Política

Ronaldo Caiado diz que visitas íntimas seguem suspensas

Redação DM

Publicado em 24 de fevereiro de 2023 às 15:22 | Atualizado há 3 anos

O governador Ronaldo Caiado, durante entrevista coletiva à imprensa na quinta-feira, 23, às 14h30, lamentou a liminar da Justiça que suspendeu a lei estadual n° 21.784, que proíbe visitas íntimas nos estabelecimentos penitenciários do Estado de Goiás. O pedido foi realizado pela Ordem dos Advogados do Brasil (OAB-GO).

Durante a coletiva, Caiado lembrou que o crime organizado usa esta brecha da lei federal para instrumentalizar a prática de crimes. “Não podemos inverter os valores.
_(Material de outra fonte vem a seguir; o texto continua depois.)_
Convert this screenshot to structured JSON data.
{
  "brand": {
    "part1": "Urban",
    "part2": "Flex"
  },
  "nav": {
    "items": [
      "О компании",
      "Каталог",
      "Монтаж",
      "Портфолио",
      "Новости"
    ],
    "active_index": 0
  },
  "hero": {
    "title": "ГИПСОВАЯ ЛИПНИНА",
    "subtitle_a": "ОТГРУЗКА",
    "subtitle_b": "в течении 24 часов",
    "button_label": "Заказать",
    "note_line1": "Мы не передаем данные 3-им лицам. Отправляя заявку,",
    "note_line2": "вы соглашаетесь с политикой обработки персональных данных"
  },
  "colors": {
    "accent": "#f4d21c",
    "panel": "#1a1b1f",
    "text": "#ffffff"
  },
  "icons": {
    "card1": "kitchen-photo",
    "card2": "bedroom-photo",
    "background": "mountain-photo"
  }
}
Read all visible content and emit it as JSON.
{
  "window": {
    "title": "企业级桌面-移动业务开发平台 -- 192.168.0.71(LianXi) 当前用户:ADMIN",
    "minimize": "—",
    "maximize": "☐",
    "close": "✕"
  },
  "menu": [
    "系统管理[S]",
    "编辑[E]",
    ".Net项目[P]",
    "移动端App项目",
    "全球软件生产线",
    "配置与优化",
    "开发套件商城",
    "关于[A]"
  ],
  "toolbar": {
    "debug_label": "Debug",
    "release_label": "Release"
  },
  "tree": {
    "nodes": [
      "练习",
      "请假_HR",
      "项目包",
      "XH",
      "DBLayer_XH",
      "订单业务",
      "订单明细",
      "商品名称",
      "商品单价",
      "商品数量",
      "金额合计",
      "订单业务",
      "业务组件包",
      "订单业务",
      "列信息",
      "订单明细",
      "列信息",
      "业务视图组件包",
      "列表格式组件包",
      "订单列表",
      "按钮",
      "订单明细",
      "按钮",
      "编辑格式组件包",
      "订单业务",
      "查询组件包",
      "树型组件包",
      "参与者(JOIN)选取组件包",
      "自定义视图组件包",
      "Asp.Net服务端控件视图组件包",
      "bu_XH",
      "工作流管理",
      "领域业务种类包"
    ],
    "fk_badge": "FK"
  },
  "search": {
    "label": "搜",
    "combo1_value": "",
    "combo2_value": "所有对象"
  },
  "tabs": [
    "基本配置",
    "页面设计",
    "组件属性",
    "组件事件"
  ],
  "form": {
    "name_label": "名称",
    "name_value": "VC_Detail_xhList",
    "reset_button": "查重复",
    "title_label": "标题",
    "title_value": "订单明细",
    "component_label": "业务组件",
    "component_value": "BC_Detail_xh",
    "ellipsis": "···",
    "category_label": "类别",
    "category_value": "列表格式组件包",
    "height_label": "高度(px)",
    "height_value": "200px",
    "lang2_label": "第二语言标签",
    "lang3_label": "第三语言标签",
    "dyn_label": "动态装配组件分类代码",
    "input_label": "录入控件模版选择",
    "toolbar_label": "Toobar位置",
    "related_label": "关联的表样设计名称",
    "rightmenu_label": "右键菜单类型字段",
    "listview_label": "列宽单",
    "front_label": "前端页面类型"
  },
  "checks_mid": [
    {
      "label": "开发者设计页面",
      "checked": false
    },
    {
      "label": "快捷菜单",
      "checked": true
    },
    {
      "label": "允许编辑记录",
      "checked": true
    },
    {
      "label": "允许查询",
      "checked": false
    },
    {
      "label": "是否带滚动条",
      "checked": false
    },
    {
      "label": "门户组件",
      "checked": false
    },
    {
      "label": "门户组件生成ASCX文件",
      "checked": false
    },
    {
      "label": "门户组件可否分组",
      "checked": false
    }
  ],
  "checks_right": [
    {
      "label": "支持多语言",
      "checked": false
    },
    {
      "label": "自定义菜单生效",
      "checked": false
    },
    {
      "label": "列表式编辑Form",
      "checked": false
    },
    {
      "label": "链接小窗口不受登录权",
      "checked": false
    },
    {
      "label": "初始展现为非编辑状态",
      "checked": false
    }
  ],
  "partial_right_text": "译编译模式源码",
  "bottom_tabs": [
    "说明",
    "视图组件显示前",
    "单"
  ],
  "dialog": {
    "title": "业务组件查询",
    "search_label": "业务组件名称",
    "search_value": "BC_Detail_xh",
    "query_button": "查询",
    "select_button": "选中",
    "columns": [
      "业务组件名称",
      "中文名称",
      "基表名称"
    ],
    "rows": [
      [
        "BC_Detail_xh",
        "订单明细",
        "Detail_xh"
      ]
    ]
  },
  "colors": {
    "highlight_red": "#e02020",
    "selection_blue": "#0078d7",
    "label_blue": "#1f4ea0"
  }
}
Vamos construir um quarto de motel ou vamos fazer prisão?”, questionou Caiado.

“Visitas intimas sempre serviram para ser porta voz para mandar matar alguém, mandar fazer o tráfico de uma região para outra, cobrar dúvidas entre eles e assassinar as autoridades, principalmente da área de segurança”, disse o governador.
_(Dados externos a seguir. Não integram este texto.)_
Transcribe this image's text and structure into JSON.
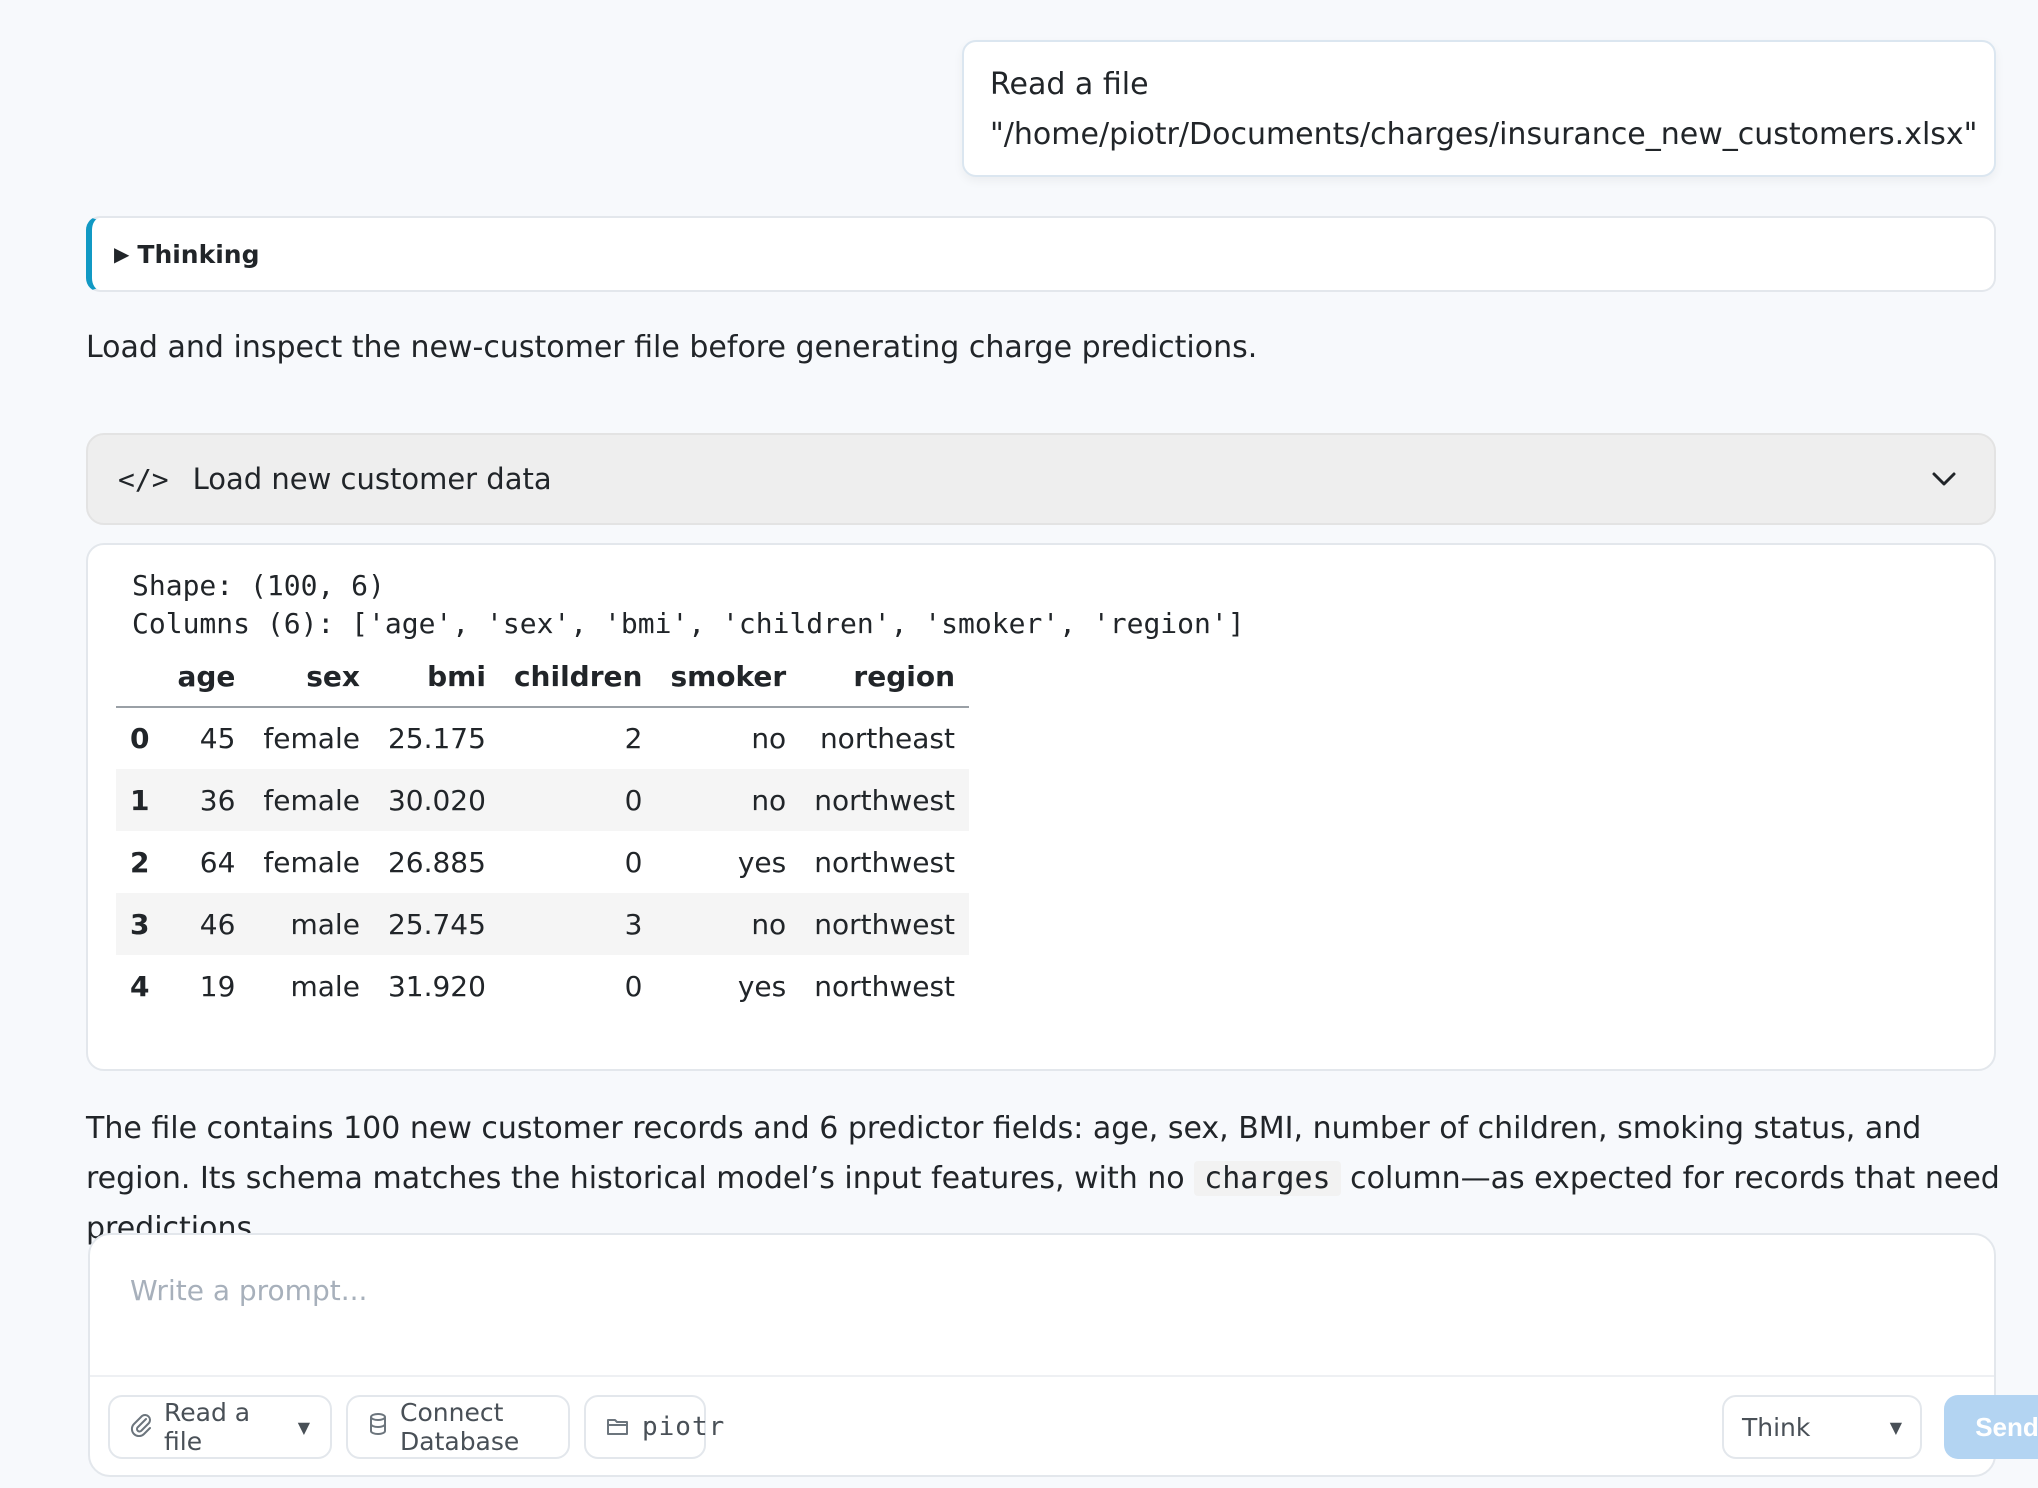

A legislação federal não cita  tal direito. Mas trata como “regalia”, a partir de resoluções. Por isso Caiado diz que buscará diálogo com o Poder Judiciário e manterá a decisão administrativa.

Resolução do Conselho Nacional de Política Criminal e Penitenciária (CNPCP) do Ministério da Justiça e Segurança Pública (MJSP) é explícita em reafirmar a premissa de que a visita conjugal não se confunde com a visita social – esta, sim, citada pela legislação federal.

Conforme o MJSP, a pertinência da visita íntima deve preservar a segurança do estabelecimento penal e a intimidade da pessoa reclusa, assim como de sua visita, a fim de atender o progressivo contato do recluso com o mundo exterior e facilitar a manutenção do convívio familiar. Todavia, sublinha que não é um direito automático. 

Conforme os arts. 41, X, e 56, II, da Lei nº Lei de Execução Penal, a nova resolução (Resolução Nº 23) sublinha a visita conjugal como “recompensa”, do tipo regalia, concedida à pessoa privada de liberdade.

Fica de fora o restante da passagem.